Talk Title: Immunoproteomic approaches to host-pathogen interactions
David R. Goodlett, PhD, is a Professor in the Department of Pharmaceutical Sciences in the School of Pharmacy at the University of Maryland – Baltimore (UMB). He was previously Professor at the University of Washington and recently completed a term as a Finland Distinguished Professor at the University of Turku. Prior to that he was first Director of Proteomics at the Institute for Systems Biology and worked in the pharmaceutical business early in his career for BMS and J&J. His scientific interests lie in defining structure function relationships in biomolecules and development of technology to empower this process. He has published more than 230 manuscripts and given nearly as many lectures nationally and internationally. He is co-founder of Deurion LLC of Seattle, WA and Pataigin LLC of Baltimore, MD and for the last decade has been on the organizing committee of the Mass Spectrometry in Biotechnology and Medicine Summer School.
Immunoproteomic approaches to host-pathogen interactions
Presenter: David R. Goodlett
Co-authors: Mohd M. Khan, Supaksoran Chattagul, Bao Q. Tran, Jeffrey A. Freiberg, Young Ah Goo, Mark E. Shirtliff, Robert K. Ernst, and Rasana W. Sermswan.

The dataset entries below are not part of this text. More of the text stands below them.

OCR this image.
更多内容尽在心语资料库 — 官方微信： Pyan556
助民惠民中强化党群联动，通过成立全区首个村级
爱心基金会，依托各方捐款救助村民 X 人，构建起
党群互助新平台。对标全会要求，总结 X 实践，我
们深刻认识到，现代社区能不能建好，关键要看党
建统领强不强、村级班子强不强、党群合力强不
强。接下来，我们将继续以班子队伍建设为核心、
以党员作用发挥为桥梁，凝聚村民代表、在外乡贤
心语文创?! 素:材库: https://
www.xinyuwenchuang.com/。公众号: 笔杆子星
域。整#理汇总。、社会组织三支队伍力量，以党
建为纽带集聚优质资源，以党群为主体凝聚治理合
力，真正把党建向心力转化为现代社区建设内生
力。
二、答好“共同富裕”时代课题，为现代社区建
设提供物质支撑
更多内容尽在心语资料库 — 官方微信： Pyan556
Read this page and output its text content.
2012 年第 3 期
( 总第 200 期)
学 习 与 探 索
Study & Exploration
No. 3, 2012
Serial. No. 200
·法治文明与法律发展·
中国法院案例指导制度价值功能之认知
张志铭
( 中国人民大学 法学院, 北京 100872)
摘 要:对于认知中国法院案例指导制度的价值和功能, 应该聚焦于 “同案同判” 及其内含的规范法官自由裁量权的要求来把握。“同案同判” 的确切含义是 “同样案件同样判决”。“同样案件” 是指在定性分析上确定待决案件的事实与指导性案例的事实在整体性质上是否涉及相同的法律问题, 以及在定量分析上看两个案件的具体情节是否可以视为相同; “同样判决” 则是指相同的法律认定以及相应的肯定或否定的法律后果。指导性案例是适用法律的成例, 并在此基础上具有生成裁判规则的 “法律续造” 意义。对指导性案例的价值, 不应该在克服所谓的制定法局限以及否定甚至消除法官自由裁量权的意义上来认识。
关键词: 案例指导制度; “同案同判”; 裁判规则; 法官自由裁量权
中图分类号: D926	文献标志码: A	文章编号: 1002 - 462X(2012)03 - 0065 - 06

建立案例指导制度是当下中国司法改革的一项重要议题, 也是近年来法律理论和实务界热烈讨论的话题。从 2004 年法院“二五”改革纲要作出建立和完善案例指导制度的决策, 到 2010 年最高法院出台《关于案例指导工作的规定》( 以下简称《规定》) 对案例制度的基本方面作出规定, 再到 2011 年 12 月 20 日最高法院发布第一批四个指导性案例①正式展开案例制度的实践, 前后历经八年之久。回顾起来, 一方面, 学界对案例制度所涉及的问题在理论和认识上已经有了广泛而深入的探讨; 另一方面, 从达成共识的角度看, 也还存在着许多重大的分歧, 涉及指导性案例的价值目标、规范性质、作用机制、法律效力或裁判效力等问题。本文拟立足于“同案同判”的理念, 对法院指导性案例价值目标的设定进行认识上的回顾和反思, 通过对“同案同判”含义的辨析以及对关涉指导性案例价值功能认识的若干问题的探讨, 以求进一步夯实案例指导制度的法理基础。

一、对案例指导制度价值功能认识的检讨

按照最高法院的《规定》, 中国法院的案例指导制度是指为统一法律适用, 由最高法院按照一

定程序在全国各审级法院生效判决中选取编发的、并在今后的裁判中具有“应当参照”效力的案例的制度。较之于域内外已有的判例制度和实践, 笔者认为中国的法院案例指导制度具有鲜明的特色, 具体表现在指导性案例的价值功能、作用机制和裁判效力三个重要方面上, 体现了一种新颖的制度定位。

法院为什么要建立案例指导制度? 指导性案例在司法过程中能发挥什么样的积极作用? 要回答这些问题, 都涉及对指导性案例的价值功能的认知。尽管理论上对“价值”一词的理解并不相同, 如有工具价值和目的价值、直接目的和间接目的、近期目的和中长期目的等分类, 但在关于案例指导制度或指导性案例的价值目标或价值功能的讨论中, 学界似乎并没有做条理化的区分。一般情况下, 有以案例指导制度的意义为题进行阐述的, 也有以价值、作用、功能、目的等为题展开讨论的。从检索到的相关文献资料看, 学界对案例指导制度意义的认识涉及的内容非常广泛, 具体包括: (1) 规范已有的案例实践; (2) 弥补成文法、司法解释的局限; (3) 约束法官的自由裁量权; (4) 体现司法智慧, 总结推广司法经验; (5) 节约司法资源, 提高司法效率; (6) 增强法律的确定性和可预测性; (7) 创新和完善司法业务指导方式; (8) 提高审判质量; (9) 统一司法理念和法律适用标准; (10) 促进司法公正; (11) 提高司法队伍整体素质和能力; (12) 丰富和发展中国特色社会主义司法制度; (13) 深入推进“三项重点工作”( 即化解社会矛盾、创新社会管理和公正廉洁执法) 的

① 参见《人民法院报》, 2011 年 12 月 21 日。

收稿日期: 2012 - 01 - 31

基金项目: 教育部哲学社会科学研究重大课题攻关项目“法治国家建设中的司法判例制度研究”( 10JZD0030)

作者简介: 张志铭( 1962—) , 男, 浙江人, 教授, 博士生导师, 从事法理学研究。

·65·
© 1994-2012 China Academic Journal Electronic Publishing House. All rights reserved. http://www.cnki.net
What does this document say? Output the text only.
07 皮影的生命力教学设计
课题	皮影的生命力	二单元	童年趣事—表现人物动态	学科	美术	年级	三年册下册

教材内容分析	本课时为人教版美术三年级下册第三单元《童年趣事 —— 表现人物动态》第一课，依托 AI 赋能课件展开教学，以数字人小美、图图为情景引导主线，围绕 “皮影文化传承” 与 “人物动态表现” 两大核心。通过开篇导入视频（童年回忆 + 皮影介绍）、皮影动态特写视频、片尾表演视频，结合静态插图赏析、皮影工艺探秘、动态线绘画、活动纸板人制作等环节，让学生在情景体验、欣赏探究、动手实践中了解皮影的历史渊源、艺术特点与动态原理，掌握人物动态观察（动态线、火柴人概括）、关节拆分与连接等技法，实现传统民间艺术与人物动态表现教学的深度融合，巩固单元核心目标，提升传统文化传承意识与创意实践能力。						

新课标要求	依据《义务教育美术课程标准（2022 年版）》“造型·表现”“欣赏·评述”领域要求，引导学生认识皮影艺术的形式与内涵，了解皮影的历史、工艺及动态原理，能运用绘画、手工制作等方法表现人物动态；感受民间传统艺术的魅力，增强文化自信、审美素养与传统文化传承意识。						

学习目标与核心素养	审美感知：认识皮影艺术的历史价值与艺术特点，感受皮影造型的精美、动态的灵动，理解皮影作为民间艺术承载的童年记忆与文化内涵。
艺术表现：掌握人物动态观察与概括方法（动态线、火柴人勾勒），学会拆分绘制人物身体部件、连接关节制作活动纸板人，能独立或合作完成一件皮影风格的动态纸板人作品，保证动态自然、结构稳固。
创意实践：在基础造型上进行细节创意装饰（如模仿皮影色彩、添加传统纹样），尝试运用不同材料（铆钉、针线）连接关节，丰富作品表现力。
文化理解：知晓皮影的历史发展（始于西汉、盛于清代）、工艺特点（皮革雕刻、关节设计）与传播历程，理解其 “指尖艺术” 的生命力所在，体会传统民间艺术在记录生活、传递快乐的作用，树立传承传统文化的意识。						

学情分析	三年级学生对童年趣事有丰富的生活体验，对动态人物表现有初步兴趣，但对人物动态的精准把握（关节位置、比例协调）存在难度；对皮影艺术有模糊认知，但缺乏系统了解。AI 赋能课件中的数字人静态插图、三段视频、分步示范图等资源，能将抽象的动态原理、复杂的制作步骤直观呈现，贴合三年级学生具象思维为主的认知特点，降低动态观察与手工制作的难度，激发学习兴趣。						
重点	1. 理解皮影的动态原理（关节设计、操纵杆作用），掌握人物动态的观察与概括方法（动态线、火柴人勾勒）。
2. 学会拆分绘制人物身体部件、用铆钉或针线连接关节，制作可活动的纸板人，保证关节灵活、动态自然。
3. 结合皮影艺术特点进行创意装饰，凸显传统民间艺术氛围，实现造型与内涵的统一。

The innate immune homeostasis, involving a balance between an effective host defense response and associated inflammation, is a complex, dynamic process that facilitates the very first line of defense against invading pathogens. Predicting how immune phenotypes are altered and understanding a global immune landscape is to date difficult. Thus, we have set out to establish a comprehensive, quantitative evaluation of the whole system to help predict phenotypes that arise when the mammalian immune system confronts an intruder. Here we use Burkholderia thailandensis as a model to understand proteome reorganization during biofilm formation and how that may help bacteria influence antibiotic sensitivities. Using a combination of cytokine profiling, global (phospho) proteomic analyses, and network biology approaches, we decipher how macrophages exhibit distinct, disparate phenotypes in response to endotoxin challenges.